Cette phase de l'affirmation est donc développementale et elle est utile pour l'enfant. Cependant, elle peut être difficile à vivre, tant pour le parent que pour l'enfant.
Pourquoi cette phase peut être difficile à vivre ?
Les phases d'opposition sont souvent difficiles à vivre pour les parents... Mais aussi pour les enfants ! En effet, elles occasionnent des situations de conflit où les émotions (tant celles de l'enfant, que celles de l'adulte) ressenties peuvent être vives.
Emotions vives et difficultés de régulation : l'immaturité cérébrale de l'enfant.

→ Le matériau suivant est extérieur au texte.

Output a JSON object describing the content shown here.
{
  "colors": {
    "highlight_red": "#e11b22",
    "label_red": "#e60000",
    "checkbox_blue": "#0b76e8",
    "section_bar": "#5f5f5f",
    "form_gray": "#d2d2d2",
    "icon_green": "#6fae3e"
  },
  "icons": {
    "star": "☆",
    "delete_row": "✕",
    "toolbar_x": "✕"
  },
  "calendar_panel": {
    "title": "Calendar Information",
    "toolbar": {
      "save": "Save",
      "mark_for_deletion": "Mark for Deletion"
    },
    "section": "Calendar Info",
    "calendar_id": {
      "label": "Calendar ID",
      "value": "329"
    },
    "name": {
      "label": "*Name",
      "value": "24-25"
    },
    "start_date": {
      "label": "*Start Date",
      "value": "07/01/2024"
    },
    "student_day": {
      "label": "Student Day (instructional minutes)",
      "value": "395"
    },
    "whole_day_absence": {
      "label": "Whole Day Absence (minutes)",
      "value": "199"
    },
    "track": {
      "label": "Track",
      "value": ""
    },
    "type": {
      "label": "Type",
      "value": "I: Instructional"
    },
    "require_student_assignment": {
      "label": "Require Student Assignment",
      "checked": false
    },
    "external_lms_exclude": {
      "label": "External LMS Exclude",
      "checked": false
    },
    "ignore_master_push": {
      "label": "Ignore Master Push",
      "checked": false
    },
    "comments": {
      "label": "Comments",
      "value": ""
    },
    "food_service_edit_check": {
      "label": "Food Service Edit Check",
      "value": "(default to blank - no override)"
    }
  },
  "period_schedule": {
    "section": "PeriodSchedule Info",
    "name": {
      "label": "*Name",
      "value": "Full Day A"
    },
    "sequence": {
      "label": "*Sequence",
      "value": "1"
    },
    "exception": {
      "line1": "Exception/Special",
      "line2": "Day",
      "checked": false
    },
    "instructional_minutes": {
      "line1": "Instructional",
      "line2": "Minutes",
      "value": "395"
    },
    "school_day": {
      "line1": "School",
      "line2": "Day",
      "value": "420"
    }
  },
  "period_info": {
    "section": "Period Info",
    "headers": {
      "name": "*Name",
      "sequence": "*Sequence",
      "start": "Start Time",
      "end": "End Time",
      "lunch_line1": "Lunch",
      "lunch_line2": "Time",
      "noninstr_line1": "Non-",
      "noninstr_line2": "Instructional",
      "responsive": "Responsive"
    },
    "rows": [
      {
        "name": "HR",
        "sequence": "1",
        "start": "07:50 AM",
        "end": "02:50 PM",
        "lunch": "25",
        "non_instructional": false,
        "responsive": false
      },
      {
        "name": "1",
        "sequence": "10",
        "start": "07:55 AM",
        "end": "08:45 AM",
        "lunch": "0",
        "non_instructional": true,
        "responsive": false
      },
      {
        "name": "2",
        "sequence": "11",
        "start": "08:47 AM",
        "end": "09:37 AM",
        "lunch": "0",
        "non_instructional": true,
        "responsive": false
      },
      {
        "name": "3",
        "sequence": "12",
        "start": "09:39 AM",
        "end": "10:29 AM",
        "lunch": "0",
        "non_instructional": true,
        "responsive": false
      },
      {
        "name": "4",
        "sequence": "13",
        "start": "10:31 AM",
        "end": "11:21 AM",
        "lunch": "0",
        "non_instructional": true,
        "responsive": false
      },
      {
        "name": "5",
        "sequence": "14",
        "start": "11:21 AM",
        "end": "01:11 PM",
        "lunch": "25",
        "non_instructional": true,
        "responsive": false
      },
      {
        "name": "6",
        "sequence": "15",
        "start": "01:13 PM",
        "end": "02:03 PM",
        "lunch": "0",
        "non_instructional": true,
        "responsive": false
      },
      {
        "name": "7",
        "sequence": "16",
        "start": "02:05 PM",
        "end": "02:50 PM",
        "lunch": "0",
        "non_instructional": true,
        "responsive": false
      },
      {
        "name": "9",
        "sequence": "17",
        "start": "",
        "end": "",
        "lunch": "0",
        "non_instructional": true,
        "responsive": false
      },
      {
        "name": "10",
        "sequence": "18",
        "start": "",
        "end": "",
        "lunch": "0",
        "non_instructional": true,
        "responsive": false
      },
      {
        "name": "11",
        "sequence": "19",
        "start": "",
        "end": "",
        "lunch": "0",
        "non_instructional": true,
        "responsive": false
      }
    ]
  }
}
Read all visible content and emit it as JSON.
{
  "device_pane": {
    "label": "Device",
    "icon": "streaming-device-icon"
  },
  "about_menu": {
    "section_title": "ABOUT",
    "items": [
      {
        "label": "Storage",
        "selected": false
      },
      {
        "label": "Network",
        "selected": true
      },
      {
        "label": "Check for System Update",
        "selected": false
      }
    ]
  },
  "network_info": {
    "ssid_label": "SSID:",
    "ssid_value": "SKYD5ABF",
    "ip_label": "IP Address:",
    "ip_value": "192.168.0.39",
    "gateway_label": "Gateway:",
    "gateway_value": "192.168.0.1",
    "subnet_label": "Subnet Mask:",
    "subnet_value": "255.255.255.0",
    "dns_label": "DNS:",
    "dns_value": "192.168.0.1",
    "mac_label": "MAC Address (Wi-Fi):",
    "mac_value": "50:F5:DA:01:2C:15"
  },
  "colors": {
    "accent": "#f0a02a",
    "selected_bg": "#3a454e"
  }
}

J'ai déjà eu l'occasion d'aborder l'immaturité cérébrale du jeune enfant et les difficultés que cette immaturité occasionne dans mes articles précédents sur les caprices et sur les comportements agressifs.
Ce qu'il faut comprendre ici c'est que lorsque l'enfant prend conscience de ses désirs propres, il se confronte aussi à la réalité : le monde (y compris les adultes et les autres enfants) ne peut pas répondre à tous ses désirs. Cette confrontation à la réalité va générer de la frustration entrainant des émotions qu'il n'est pas toujours en mesure de gérer. C'est pourquoi durant cette période il peut arriver que les "crises" soient plus nombreuses.
Et ce sont souvent les "crises" qui mettent le plus en difficulté les adultes, car accompagner un enfant qui est en pleine tempête émotionnelle n'est pas toujours facile.
Les difficultés de l'adulte à accompagner les émotions de l'enfant
Bien-sûr qu'accompagner un enfant en proie d'émotion n'est pas chose facile. Et ce pour plusieurs raisons : L'adulte peut être fatigué et donc moins tolérant, la crise de l'enfant peut activer chez l'adulte des émotions et des sentiments (colère, tristesse, impuissance, culpabilité, etc.). Et toutes ces émotions, qu'il s'agisse de celles de l'enfant ou de celles de l'adulte, sont légitimes. Cependant, lorsqu'un adulte ne parvient pas à réguler ses propres émotions lors d'une situation de crise, il est peu probable qu'il parvienne à accompagner l'enfant dans les émotions que lui-même ressent. En effet, lorsque l'émotion prend le dessus, vos réactions peuvent être vives (crier, punir, etc.), ce qui peut faire monter encore d'un cran la tension entre l'enfant et vous. S'en suit un escalier qui ne permet ni à l'enfant, ni à l'adulte de s'apaiser et de trouver une solution à la situation. Il est donc parfois nécessaire, lorsque c'est possible, de passer le relais ou de s'éloigner respirer un bon coup, pour que nos émotions puissent redescendre afin de pouvoir ensuite accompagner l'enfant.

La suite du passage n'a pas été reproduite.